Our study illustrates the complementary value of specialized gynecologic pathology review coupled with molecular characterization of patient tumors. Detecting rare or pathognomonic fusions can refine uterine sarcoma diagnoses, as previous reports have indicated for high-grade endometrial sarcomas and myxoid mesenchymal uterine tumors (41, 42). However, incorporating the iterative changes in pathologic classification as new molecular diagnostic technologies become available will be an ongoing challenge. Key considerations in terms of the generalizability of our findings include the fact that all patients in the cohort had to be alive in order to enroll in the study and have their tumors sequenced. Thus, the cohort may over-represent patients with a more favorable survival who were able to seek consultation and care at a comprehensive cancer center. The absence of prognostically significant genomic alterations may be due to the clinical characteristics of the study cohort, which is likely biased to include patients with favorable survival. Patients who die very shortly after diagnosis may be under-represented, and their tumors may have a different genomic profile.

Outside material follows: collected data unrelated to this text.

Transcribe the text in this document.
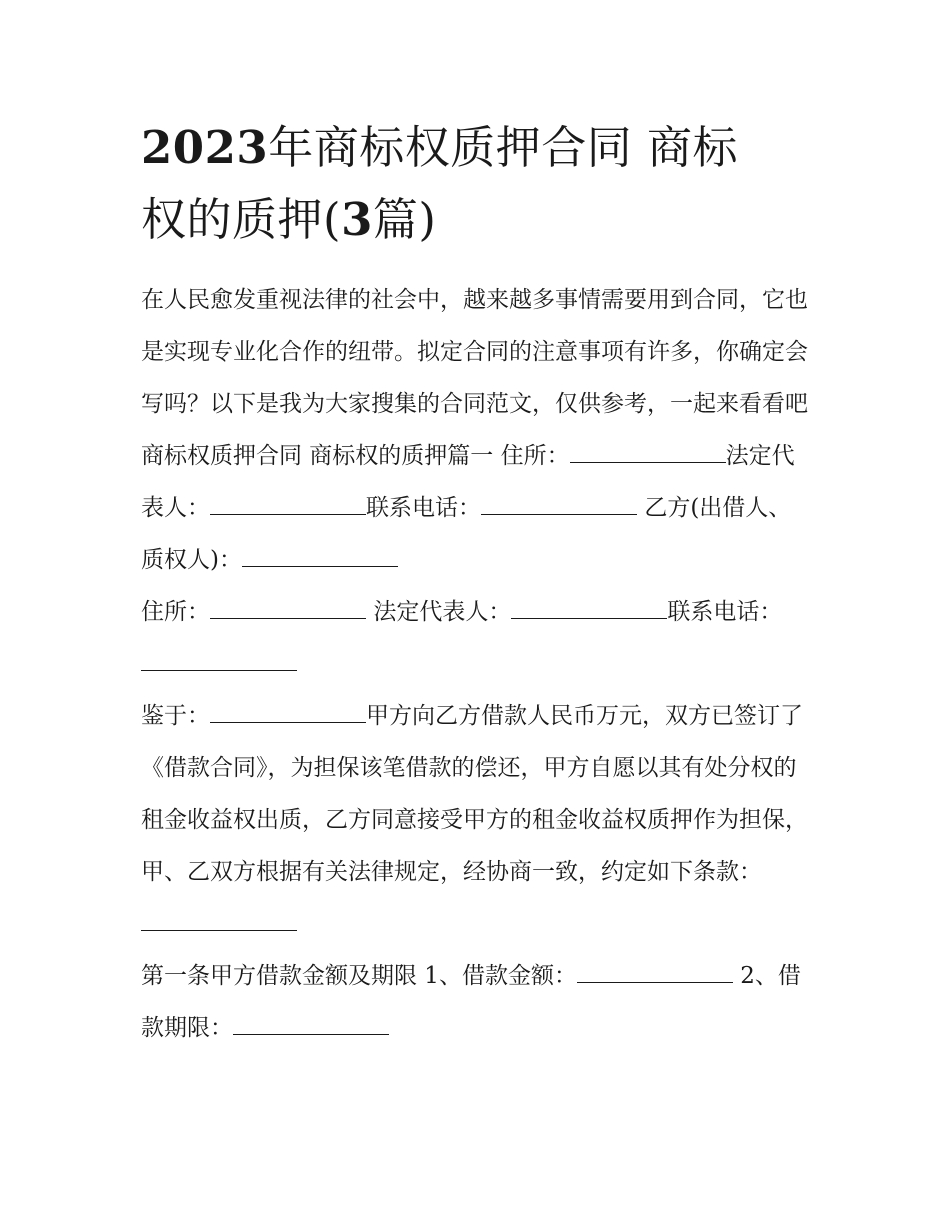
2023年商标权质押合同 商标权的质押(3篇)

在人民愈发重视法律的社会中，越来越多事情需要用到合同，它也是实现专业化合作的纽带。拟定合同的注意事项有许多，你确定会写吗？以下是我为大家搜集的合同范文，仅供参考，一起来看看吧

商标权质押合同 商标权的质押篇一 住所：	法定代表人：	联系电话：	乙方(出借人、质权人)：

住所：	法定代表人：	联系电话：

鉴于：	甲方向乙方借款人民币万元，双方已签订了《借款合同》，为担保该笔借款的偿还，甲方自愿以其有处分权的租金收益权出质，乙方同意接受甲方的租金收益权质押作为担保，甲、乙双方根据有关法律规定，经协商一致，约定如下条款：

第一条甲方借款金额及期限 1、借款金额：	2、借款期限：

In conclusion, analysis of this large cohort of patients with uterine sarcomas demonstrates that genomic profiling can provide clinical utility for patients, contributing to genome-driven diagnostic precision and elucidating potential novel treatment options for a subset of patients.
Supplementary Material
Translational Relevance.
Prospective genomic profiling can contribute to diagnostic precision and inform treatment selection in a subset of patients with uterine sarcomas. Potentially actionable mutations were identified in 45% of patients. There was evidence of clinical benefit in uterine leiomyosarcoma patients with somatic BRCA2 alterations treated with PARP inhibitors. These data support the development of clinical trials for uterine sarcomas that incorporate genomic findings and test treatments matched to potential therapeutic targets.
Acknowledgements
Funding: This work is supported in part by the National Institutes of Health/National Cancer Institute MSK Cancer Center Support Grant P30 CA008748 (institutional support covering all MSK faculty).
Footnotes
Conflict of Interest Statement: DBS has consulted with/accepted honoraria from Pfizer, Loxo Oncology, Lilly Oncology, Vivideon Therapeutics, Illumina and QED Therapeutics. Over the past 2 years, MLH has served on advisory boards for Tesaro and Lilly; has received author royalties from UpToDate; and has served as faculty speaker for Research to Practice. Also, her spouse is employed at Sanofi. B.S.T. reports advisory board activities for Boehringer Ingelheim and honoraria and research funding from Genentech.